2. The method of claim 1, wherein the one or more temporal components comprise trend components, seasonal components, cyclic components, or a combination thereof.

3. The method of claim 1, further comprising:

determining, by the one or more processors, training frequencies for the plurality of anomaly detection models based on the time-series data; and

generating, by the one or more processors, a training schedule for the plurality of anomaly detection models based on the training frequencies and the training sequence, the training schedule including the training sequence and one or more future training sequences.

4. The method of claim 1, wherein the training of the plurality of anomaly detection models according to the training sequence includes concurrently training one or more anomaly detection models of a first training group of the multiple training groups and one or more anomaly detection models of a second training group of the multiple training groups.

5. The method of claim 4, wherein training an anomaly detection model of the first training group comprises performing one or more same preprocessing operations, one or more same post-processing operations, or a combination thereof, than training an anomaly detection model of the second training group.

6. The method of claim 1, wherein the training of the plurality of anomaly detection models according to the training sequence includes training a first anomaly detection model of a first training group of the multiple training groups and a second anomaly detection model of the first training group in series.

7. The method of claim 6, wherein training the first anomaly detection model comprises performing one or more different preprocessing operations, one or more different post-processing operations, or a combination thereof, as training the second anomaly detection model.

8. The method of claim 1, further comprising:

generating, by the one or more processors, an application dependency graph based on the time-series data, the log data, or a combination thereof; and

initiating, by the one or more processors, training of a failure engine based on the application dependency graph to output indicators of applications that are predicted to fail, wherein the failure engine executes a ML model configured to identify one or more additional applications that are predicted to fail based on one or more detected anomalies output by the plurality of anomaly detection models.

9. The method of claim 8, wherein the failure engine is further trained based on the application dependency graph to configure the failure engine to output failure scores corresponding to reasons for failure associated with the applications that are predicted to fail.

10. The method of claim 9, further comprising:

initiating, by the one or more processors, training of an application recovery model based on historical recovery action data, the log data, and the application dependency graph, wherein the application recovery model comprises an ML model configured to output recovery actions based on input indicators of applications that are predicted to fail.
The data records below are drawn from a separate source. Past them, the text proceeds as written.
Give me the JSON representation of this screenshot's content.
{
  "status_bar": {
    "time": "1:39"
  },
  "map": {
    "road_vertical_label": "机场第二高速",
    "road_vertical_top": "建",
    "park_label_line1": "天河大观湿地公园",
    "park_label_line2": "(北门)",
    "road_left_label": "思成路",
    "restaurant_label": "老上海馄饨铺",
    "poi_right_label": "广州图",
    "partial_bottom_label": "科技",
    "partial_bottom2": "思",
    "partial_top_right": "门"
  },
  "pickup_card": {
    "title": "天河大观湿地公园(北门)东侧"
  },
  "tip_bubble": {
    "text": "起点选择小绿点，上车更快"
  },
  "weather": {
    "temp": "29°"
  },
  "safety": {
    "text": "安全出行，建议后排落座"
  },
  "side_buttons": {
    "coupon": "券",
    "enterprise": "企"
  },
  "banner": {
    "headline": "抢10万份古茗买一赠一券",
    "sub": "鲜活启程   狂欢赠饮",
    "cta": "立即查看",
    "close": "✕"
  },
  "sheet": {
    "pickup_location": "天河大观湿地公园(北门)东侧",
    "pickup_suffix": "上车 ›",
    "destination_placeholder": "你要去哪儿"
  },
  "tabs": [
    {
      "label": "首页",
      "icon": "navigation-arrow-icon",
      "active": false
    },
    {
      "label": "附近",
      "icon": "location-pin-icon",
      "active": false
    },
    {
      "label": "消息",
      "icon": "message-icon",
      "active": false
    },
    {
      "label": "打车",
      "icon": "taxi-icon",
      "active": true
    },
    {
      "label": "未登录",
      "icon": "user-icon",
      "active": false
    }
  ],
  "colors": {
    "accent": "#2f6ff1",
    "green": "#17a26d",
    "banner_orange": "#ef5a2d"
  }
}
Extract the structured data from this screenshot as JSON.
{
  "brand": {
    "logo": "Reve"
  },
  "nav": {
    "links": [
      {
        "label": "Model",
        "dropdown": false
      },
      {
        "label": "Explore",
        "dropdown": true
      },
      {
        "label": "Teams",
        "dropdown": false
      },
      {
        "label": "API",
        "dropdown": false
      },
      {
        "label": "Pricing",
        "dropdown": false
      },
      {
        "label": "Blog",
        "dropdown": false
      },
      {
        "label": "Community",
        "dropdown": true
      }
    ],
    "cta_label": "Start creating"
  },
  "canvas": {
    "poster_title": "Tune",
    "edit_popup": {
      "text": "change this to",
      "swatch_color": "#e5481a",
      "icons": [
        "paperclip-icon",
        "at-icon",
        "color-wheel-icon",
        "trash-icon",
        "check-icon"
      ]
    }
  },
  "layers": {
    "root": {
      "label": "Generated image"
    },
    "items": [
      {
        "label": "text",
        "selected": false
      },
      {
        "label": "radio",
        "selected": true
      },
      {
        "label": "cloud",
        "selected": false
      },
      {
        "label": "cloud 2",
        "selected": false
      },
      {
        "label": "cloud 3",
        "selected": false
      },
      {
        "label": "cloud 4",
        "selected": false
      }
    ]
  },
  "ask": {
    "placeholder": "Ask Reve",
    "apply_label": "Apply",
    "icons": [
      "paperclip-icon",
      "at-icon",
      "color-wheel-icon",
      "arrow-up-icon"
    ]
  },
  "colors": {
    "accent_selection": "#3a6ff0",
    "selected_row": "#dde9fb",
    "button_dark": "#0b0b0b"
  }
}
11. The method of claim 10, further comprising:

providing, by the one or more processors, current log data as input data to the plurality of anomaly detection models to generate one or more detected anomalies associated with one or more applications of the plurality of applications;

providing, by the one or more processors, the one or more detected anomalies as input data to the failure engine to generate one or more indicators of applications that are predicted to fail and one or more failure scores corresponding to reasons for failure associated with the applications that are predicted to fail;

providing, by the one or more processors, the one or more indicators of the applications that are predicted to fail as input data to the application recovery model to generate one or more recovery action recommendations; and

displaying, by the one or more processors, a dashboard that indicates the applications that are predicted to fail, the one or more failure scores, the reasons for failure, the one or more recovery action recommendations, or a combination thereof.

12. The method of claim 11, further comprising:

initiating, by the one or more processors, automatic performance of an action indicated by the one or more recovery action recommendations.

13. The method of claim 12, wherein the action comprises re-executing one or more of the applications that are predicted to fail, terminating one or more of the applications that are predicted to fail, or a combination thereof.

14. A system for machine learning-based application management, the system comprising:

a memory; and

one or more processors communicatively coupled to the memory, the one or more processors configured to: decompose log data associated with a plurality of applications into time-series data representing values of one or more key performance indicators (KPIs) over a time period associated with the log data; perform clustering operations based on one or more temporal components derived from the time-series data to assign each of the plurality of applications to at least one of multiple training groups; determine a training sequence for the plurality of applications based on the multiple training groups; and train a plurality of anomaly detection models that correspond to the plurality of applications according to the training sequence, wherein each anomaly detection model of the plurality of anomaly detection models comprises a machine learning (ML) model configured to detect occurrence of an anomaly by a corresponding application based on received application data.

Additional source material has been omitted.